Negli anni del secondo dopoguerra furono innumerevoli le occasioni espositive; tra tutte ricordiamo: nel 1946 la mostra alla Galleria del Cavallino di Venezia; nel 1950 le esposizioni alla Saletta degli amici dell’arte di Modena, alla Bussola di Torino e alla Scaletta di Bologna; nel 1951 la grande mostra retrospettiva al Castello Estense di Ferrara curata da Giuseppe Raimondi.
L’aggravamento della malattia nervosa di cui soffriva aveva imposto nel 1949 il ricovero dell’artista nella clinica Villa Fiorita di Brugherio, dove dimorò fino alla morte, avvenuta a Milano in casa del fratello Francesco, il 2 aprile 1956. In giugno la Biennale di Venezia riservò all’artista una ricca mostra retrospettiva, con presentazione di Francesco Arcangeli. La città di Ferrara conserva nel Museo d’Arte Moderna e Contemporanea “Filippo de Pisis” la più grande raccolta pubblica di opere dell’artista.

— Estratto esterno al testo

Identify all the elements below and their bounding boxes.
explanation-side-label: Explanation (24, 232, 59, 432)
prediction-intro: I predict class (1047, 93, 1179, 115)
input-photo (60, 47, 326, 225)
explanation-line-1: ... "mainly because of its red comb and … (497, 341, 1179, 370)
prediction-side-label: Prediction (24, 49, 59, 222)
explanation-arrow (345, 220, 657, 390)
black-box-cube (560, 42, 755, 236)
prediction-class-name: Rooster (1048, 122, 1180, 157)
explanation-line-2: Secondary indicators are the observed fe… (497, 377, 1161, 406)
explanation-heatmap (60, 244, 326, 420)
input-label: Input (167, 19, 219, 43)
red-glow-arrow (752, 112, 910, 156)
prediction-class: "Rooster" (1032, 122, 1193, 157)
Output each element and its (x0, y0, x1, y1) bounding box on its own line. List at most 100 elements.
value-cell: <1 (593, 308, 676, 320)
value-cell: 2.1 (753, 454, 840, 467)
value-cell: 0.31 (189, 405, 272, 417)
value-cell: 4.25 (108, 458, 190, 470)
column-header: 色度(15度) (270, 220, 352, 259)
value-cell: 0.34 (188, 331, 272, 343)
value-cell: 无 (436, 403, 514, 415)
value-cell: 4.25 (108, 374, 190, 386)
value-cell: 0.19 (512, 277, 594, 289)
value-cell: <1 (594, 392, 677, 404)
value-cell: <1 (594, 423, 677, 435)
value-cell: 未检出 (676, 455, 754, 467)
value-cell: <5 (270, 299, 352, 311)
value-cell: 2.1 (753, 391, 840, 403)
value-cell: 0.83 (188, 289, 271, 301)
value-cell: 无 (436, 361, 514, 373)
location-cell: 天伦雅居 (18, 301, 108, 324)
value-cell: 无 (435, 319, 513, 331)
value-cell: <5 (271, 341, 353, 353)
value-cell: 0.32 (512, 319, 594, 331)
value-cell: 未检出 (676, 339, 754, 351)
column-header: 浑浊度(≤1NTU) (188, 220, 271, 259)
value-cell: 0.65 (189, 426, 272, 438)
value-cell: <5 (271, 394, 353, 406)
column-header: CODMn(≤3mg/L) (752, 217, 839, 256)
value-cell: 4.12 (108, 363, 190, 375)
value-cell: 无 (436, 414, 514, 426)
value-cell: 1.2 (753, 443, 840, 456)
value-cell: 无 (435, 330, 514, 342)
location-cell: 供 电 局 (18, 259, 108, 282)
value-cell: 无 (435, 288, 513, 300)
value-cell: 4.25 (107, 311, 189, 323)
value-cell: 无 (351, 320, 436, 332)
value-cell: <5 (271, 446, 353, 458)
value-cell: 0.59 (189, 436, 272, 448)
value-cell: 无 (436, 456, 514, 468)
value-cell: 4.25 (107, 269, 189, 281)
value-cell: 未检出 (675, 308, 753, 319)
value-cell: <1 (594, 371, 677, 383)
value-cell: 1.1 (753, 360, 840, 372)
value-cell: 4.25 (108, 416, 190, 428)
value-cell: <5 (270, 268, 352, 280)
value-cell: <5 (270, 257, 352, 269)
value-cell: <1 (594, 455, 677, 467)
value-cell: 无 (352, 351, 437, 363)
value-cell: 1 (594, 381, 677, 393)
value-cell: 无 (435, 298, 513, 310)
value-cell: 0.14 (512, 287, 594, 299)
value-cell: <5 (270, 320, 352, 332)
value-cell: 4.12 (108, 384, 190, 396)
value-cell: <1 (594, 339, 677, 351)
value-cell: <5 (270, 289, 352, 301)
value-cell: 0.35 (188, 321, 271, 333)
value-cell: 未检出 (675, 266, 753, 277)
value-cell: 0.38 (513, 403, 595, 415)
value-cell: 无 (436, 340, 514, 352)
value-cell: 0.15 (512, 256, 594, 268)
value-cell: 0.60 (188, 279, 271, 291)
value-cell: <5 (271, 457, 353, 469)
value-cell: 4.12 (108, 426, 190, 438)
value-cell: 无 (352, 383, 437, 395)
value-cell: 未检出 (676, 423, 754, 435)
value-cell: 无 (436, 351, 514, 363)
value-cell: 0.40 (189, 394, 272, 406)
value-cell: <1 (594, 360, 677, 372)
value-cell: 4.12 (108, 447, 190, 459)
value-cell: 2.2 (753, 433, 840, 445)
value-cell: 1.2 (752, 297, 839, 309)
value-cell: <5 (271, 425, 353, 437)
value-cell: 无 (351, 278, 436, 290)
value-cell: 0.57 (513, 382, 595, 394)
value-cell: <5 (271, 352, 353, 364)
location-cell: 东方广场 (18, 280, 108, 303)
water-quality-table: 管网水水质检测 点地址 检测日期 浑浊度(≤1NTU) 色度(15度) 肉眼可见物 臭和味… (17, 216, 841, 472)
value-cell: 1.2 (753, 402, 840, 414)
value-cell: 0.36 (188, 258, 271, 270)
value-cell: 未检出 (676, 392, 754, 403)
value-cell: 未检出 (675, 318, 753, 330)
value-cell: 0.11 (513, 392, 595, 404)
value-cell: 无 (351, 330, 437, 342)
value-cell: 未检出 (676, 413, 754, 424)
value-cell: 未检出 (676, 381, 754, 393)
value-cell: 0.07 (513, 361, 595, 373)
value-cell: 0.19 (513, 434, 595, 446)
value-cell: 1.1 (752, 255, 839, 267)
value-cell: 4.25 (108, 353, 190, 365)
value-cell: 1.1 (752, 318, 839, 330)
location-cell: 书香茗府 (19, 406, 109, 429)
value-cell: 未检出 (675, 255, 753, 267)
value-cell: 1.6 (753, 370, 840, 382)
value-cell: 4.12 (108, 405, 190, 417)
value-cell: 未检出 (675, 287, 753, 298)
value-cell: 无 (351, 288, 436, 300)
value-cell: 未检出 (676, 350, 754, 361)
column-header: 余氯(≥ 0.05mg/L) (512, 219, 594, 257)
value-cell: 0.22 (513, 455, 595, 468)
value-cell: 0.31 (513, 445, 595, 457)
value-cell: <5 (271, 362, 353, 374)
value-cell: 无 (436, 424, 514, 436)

Riferimenti bibliografici: De Pisis: gli anni di Parigi 1987; De Pisis: catalogo generale 1991; De Pisis a Milano 1991; Filippo De Pisis. Nature morte 1996; De Pisis a Ferrara 2006; Comisso 2010; Filippo de Pisis botanico flâneur 2012; De Pisis en voyage 2013; Filippo De Pisis. Bibliografia degli scritti 2013; Manlio Malabotta e le arti 2013.